Vale Park Mansions
In the last century there existed an attractive residential area known as 'Liscard Vale', in part of which Vale Park is now situated. It boasted several smaller houses and two mansions, one of which, known as 'Liscard Vale House' for many years, still survives, and for some time duly as a cafe for visitors to the park. An early occupant and possibly its builder, was Richard Bateson, a Cotton Broker, who subsequently moved to 'Newland House' in Wallasey Road, but in 1844 the property was purchased by Charles Holland, a Liverpool Merchant, who had previously been living at 'West Bank'. a large house standing in its own grounds at what is now the corner of Egerton Street and the Promenade. That house is no longer in existence, but is commemorated by West Bank Avenue off Magazine Lane.
'Liscard Vale House' when first built, was much smaller that it appears today and if care is taken to view the building one can easily see the original dwelling before it was enlarged. The early house is seen on the left hand side in a regency style character of tasteful proportions. It was a very nice looking house but when Charles Holland purchased the property it was too small for his family, he had nine children, so he enlarged it and added the Victorian exterior.
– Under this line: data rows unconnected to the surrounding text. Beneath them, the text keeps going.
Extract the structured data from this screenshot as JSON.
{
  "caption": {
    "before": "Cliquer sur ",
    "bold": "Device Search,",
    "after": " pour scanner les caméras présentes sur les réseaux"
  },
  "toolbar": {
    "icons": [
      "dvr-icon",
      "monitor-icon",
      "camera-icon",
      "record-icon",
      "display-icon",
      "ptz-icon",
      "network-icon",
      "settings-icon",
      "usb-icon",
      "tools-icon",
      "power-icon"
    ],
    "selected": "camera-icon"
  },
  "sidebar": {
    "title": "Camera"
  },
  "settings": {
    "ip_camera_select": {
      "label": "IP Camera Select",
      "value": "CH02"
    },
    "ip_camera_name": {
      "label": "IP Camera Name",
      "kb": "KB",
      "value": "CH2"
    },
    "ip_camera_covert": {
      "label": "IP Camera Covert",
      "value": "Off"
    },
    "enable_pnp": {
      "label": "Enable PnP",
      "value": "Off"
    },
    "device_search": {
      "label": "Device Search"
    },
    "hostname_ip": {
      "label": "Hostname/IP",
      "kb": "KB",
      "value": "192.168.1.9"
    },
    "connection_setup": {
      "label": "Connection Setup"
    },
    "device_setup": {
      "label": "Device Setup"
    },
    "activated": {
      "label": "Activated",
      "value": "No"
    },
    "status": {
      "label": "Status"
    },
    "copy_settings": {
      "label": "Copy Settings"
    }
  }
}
Charles Holland was an offshoot of a well known family which is said to have originated at Up Holland, Lancashire, in the 13th Century, and was later to be found at Sandle Bridges, near Knutsford. His parents were Samuel Holland, a prosperous merchant living at No.126 Duke Street, Liverpool, then a fashionable residential area, and his wife Catherine, daughter of John Menzies, a Liverpool Accountant, while his own wife was Elizabeth Gaskell, daughter of a Warrington sail-canvas manufacturer. She was well known locally for her readings at the old Egremont Institute on Tobin Street, a centre of culture in those days, and her brother William, a Unitarian Minister and Professor of English Literature in Manchester, provided her with an illustrious sister-in-law, in as much in 1832 he married Elizabeth Cleghorn Stevenson, better known as "Mrs Gaskell", the authoress of "Cranford", "Mary Barton" and other works, and biographer of Charlotte Bronte. As Mrs Gaskell's mother was a Holland of Sandle Bridge, who had married Thomas Stevenson, Keeper of the Treasury Records, and taken up residence in Chelsea, Mrs Gaskell was also a cousin of Charles Holland. Another cousin was Henry Holland, who spent a brief period in business in Liverpool, later studied medicine in Edinburgh, and after commencing practice in London in 1816, was subsequently appointed Physician to Queen Victoria. He was created a Baronet in 1853, and his eldest son eventually became Viscount Knutsford.